All the sequencing data have been deposited in the National Genomics Data Center (NGDC), Beijing Institute of Genomics, Chinese Academy of Sciences / China National Center for Bioinformation56,57 (Project accession number: PRJCA032197). Illumina short-reads, PacBio HiFi long-reads, Hi-C reads have been deposited in the Genome Sequence Archive (GSA) in NGDC under the accession number CRR137065758, CRR137065859, CRR137065960 that is publicly accessible at https://download.cncb.ac.cn/gsa2/CRA020335. S. przewalskii chromosome-level genome assembly and gene annotation files have been deposited in the Genome WareHouse (GWH) in NGDC under the accession number is GWHFIGX00000000.161 that is publicly accessible at https://ngdc.cncb.ac.cn/gwh. The genomic Illumina, PacBio, and Hi-C sequencing raw data were also deposited in the European Nucleotide Archive (ENA) at EMBL - EBI62 with accession number ERR1569609163, ERR1569632164, ERR1572902465 (Study accession number: PRJEB100542; Sample accession number: ERS26986347). S. przewalskii chromosome-level genome assembly and annotated files were deposited in the European Nucleotide Archive (ENA) at EMBL - EBI under the accession number is GCA_97701221566.

Technical Validation

In the present study, we utilized a NanoDropTM One UV-V spectrophotometer (Thermo Fisher Scientific, Waltham, MA, USA) and Qubit 3.0 fluorometer (Life Technologies, Carlsbad, CA, USA) to measure the DNA purity and concentration, respectively. After library preparation, sequencing was performed using three sequencing strategies. From these datasets, we filtered raw data, and retain high-quality clean data. We then utilized the19-mer frequency analysis to estimate genome size for S. przewalskii. Additionally, we used hifiasm and Purge_dups to discard genome redundancy sequence, producing a draft genome. We further anchored the genome sequences to twelve chromosomes, covering 95.02% of the genome, and the Hi-C interaction heatmap confirmed the accuracy and continuity of chromosome-level scaffolding. This comprehensive genome assembly provides a valuable resource, significantly enhancing our understanding of S. przewalskii and establishing a solid foundation for future functional and evolutionary studies.

Data overview

Sequencing was performed, yielding a total of 136.54 GB of Illumina data, 81.71 GB of PacBio HiFi data, and 268 GB of Hi-C data using three sequencing strategies. From these datasets, we obtained 909,483,996 clean reads from Illumina dataset out of 910,278,082 raw reads. Q20 and Q30 score was 98.38% and 95.42%, respectively, indicating high sequencing quality. Additionally, 5,057,384 reads were generated for PacBio HiFi data, with an average read length of 16,157 bp. For Hi-C data, 1,791,494,328 reads were retained after filtering, and both Q20 and Q30 scores exceeded 90%, demonstrating superior sequencing quality for Hi-C strategy.

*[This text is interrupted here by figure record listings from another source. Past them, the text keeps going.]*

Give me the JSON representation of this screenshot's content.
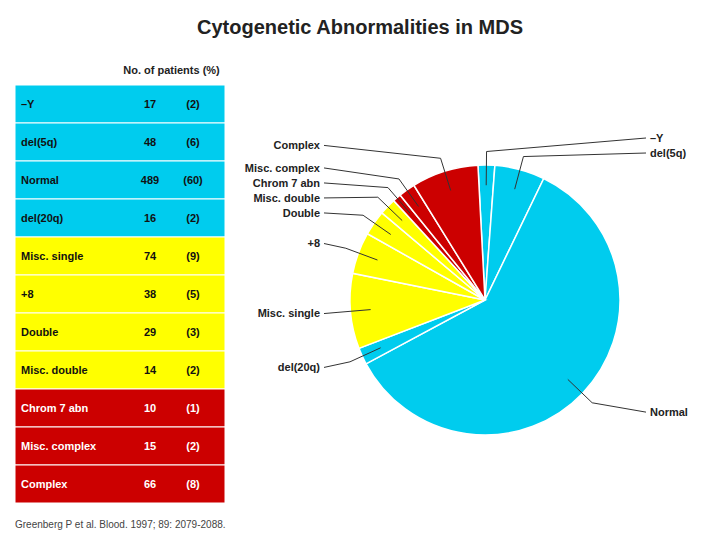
{
  "chart_data": [
    {
      "type": "pie",
      "title": "Cytogenetic Abnormalities in MDS",
      "categories": [
        "–Y",
        "del(5q)",
        "Normal",
        "del(20q)",
        "Misc. single",
        "+8",
        "Double",
        "Misc. double",
        "Chrom 7 abn",
        "Misc. complex",
        "Complex"
      ],
      "values": [
        2,
        6,
        60,
        2,
        9,
        5,
        3,
        2,
        1,
        2,
        8
      ],
      "colors": [
        "#00CCEE",
        "#00CCEE",
        "#00CCEE",
        "#00CCEE",
        "#FFFF00",
        "#FFFF00",
        "#FFFF00",
        "#FFFF00",
        "#CC0000",
        "#CC0000",
        "#CC0000"
      ],
      "annotations": [
        "Greenberg P et al. Blood. 1997; 89: 2079-2088."
      ]
    },
    {
      "type": "table",
      "header": "No. of patients (%)",
      "categories": [
        "–Y",
        "del(5q)",
        "Normal",
        "del(20q)",
        "Misc. single",
        "+8",
        "Double",
        "Misc. double",
        "Chrom 7 abn",
        "Misc. complex",
        "Complex"
      ],
      "columns": [
        {
          "values": [
            17,
            48,
            489,
            16,
            74,
            38,
            29,
            14,
            10,
            15,
            66
          ]
        },
        {
          "values": [
            2,
            6,
            60,
            2,
            9,
            5,
            3,
            2,
            1,
            2,
            8
          ],
          "value_labels": [
            "(2)",
            "(6)",
            "(60)",
            "(2)",
            "(9)",
            "(5)",
            "(3)",
            "(2)",
            "(1)",
            "(2)",
            "(8)"
          ]
        }
      ],
      "colors": [
        "#00CCEE",
        "#00CCEE",
        "#00CCEE",
        "#00CCEE",
        "#FFFF00",
        "#FFFF00",
        "#FFFF00",
        "#FFFF00",
        "#CC0000",
        "#CC0000",
        "#CC0000"
      ]
    }
  ]
}
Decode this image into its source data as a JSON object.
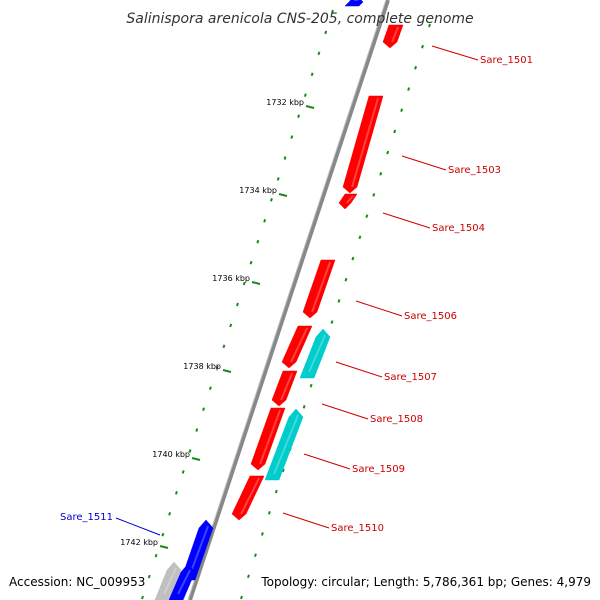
{
  "title": "Salinispora arenicola CNS-205, complete genome",
  "accession": "Accession: NC_009953",
  "topology": "Topology: circular; Length: 5,786,361 bp; Genes: 4,979",
  "colors": {
    "forward_gene": "#ff0000",
    "reverse_gene": "#0000ff",
    "other_feature": "#00cccc",
    "pseudo_feature": "#c0c0c0",
    "backbone": "#888888",
    "gc_skew_dots": "#1a8a1a",
    "forward_label": "#cc0000",
    "reverse_label": "#0000cc"
  },
  "scale_labels": [
    "1732 kbp",
    "1734 kbp",
    "1736 kbp",
    "1738 kbp",
    "1740 kbp",
    "1742 kbp"
  ],
  "gene_labels": [
    {
      "text": "Sare_1501",
      "strand": "forward"
    },
    {
      "text": "Sare_1503",
      "strand": "forward"
    },
    {
      "text": "Sare_1504",
      "strand": "forward"
    },
    {
      "text": "Sare_1506",
      "strand": "forward"
    },
    {
      "text": "Sare_1507",
      "strand": "forward"
    },
    {
      "text": "Sare_1508",
      "strand": "forward"
    },
    {
      "text": "Sare_1509",
      "strand": "forward"
    },
    {
      "text": "Sare_1510",
      "strand": "forward"
    },
    {
      "text": "Sare_1511",
      "strand": "reverse"
    }
  ]
}
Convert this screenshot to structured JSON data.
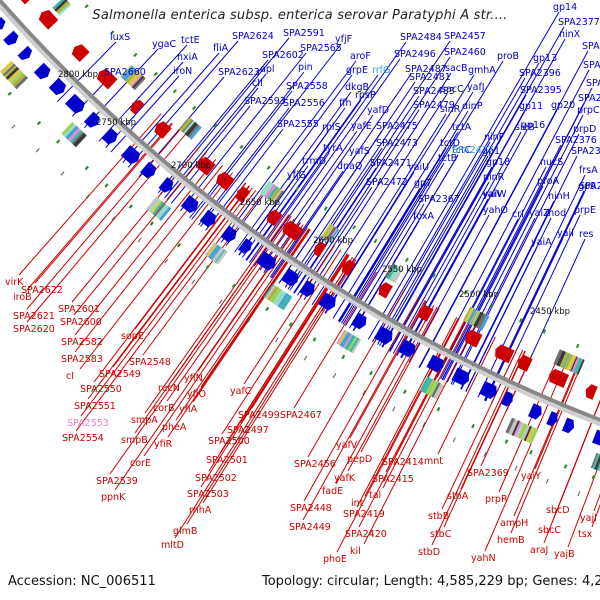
{
  "title": "Salmonella enterica subsp. enterica serovar Paratyphi A str....",
  "footer": {
    "accession_label": "Accession:",
    "accession": "NC_006511",
    "topology_label": "Topology:",
    "topology": "circular;",
    "length_label": "Length:",
    "length": "4,585,229 bp;",
    "genes_label": "Genes:",
    "genes": "4,232"
  },
  "colors": {
    "forward_strand": "#0000cc",
    "reverse_strand": "#cc0000",
    "highlight": "#33a3dc",
    "pseudo": "#e87fc7",
    "backbone": "#888888"
  },
  "ruler_ticks": [
    "2800 kbp",
    "2750 kbp",
    "2700 kbp",
    "2650 kbp",
    "2600 kbp",
    "2550 kbp",
    "2500 kbp",
    "2450 kbp"
  ],
  "forward_labels": [
    "luxS",
    "ygaC",
    "tctE",
    "SPA2624",
    "SPA2591",
    "yfjF",
    "SPA2484",
    "SPA2457",
    "gp14",
    "SPA2377",
    "SPA2660",
    "iroN",
    "nxiA",
    "fliA",
    "SPA2623",
    "SPA2602",
    "SPA2565",
    "aroF",
    "SPA2496",
    "SPA2460",
    "proB",
    "gp13",
    "ninX",
    "SPA2373",
    "apl",
    "pin",
    "grpE",
    "rrfG",
    "SPA2487",
    "sacB",
    "gmhA",
    "SPA2396",
    "SPA2372",
    "cII",
    "SPA2558",
    "dkgB",
    "SPA2481",
    "sacC",
    "yafJ",
    "SPA2395",
    "SPA2371",
    "SPA2593",
    "SPA2556",
    "ffh",
    "rpsP",
    "yafD",
    "SPA2483",
    "SPA2479",
    "SPA2363",
    "SPA2555",
    "rplS",
    "yafE",
    "tctA",
    "dinP",
    "gp11",
    "gp20",
    "prpC",
    "SPA2475",
    "sinR",
    "sieB",
    "gp16",
    "tyrA",
    "yafS",
    "SPA2473",
    "tctC",
    "SPA2437",
    "gp1",
    "prpD",
    "trmD",
    "dnaQ",
    "SPA2471",
    "tctD",
    "ninF",
    "SPA2376",
    "yfjG",
    "SPA2472",
    "tctB",
    "gp18",
    "nucS",
    "SPA2370",
    "yaiU",
    "ninR",
    "frsA",
    "gp7",
    "yaiV",
    "proA",
    "gp9",
    "SPA2367",
    "yaiW",
    "crl",
    "ninH",
    "SPA2384",
    "foxA",
    "yahO",
    "yaiZ",
    "mod",
    "prpE",
    "yaiI",
    "res",
    "yaiA"
  ],
  "reverse_labels": [
    "virK",
    "SPA2622",
    "iroB",
    "SPA2601",
    "SPA2621",
    "SPA2600",
    "SPA2620",
    "sopE",
    "SPA2582",
    "SPA2548",
    "SPA2583",
    "cI",
    "SPA2549",
    "yfiN",
    "SPA2550",
    "recN",
    "yfiO",
    "yafC",
    "SPA2551",
    "corB",
    "yfiA",
    "SPA2499",
    "SPA2467",
    "SPA2553",
    "smpA",
    "pheA",
    "SPA2497",
    "SPA2554",
    "smpB",
    "yfiR",
    "SPA2500",
    "corE",
    "SPA2501",
    "yafV",
    "SPA2539",
    "SPA2502",
    "SPA2456",
    "yafK",
    "pepD",
    "SPA2414",
    "mnt",
    "ppnK",
    "SPA2503",
    "fadE",
    "int",
    "SPA2415",
    "SPA2369",
    "rnhA",
    "SPA2448",
    "tal",
    "stbA",
    "yaiY",
    "SPA2449",
    "SPA2419",
    "prpR",
    "sbcD",
    "glmB",
    "SPA2420",
    "stbB",
    "ampH",
    "sbcC",
    "yajI",
    "mltD",
    "kil",
    "stbC",
    "hemB",
    "araJ",
    "phoE",
    "stbD",
    "yahN",
    "yajB",
    "tsx"
  ]
}
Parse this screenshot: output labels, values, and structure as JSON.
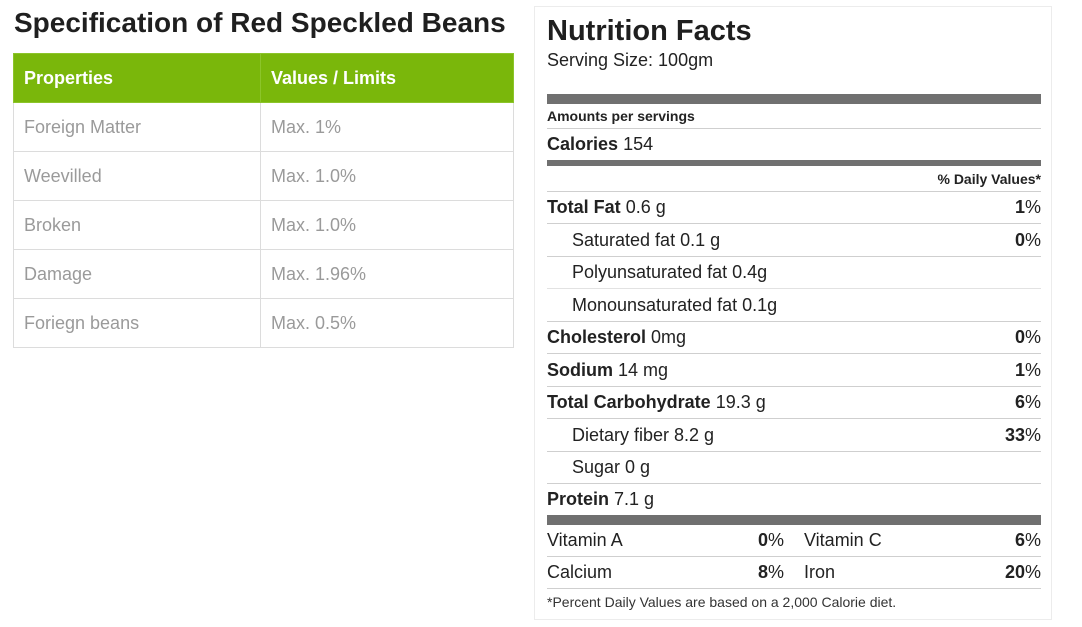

We further evaluated the quality of the S. przewalskii genome assembly in terms of contiguity, completeness, and consistency. The assembly exhibited a contig N50 of 2,569,777, with 96.9% of the BUSCOs as complete, a mapping rate of 98.87%, and a coverage rate of 99.29%, indicating a well-assembled genome. The completeness of genome annotation was also assessed, exceeding 90%, reflecting a high-quality annotation. S. przewalskii chromosome-level genome comprised 35,701 protein coding genes, 1,039 tRNAs, 3,681 rRNAs, and 289 miRNAs. A total of 32,775 genes (91.80%) were functionally annotated across multiple databases, including NR (31,587; 88.48%), GO (23,883; 66.90%), KOG (663; 1.86%), and Pfam (22,995; 64.41%), KEGG (11,964; 33.51%), providing a comprehensive view of gene content, structure, and functional potential in S. przewalskii.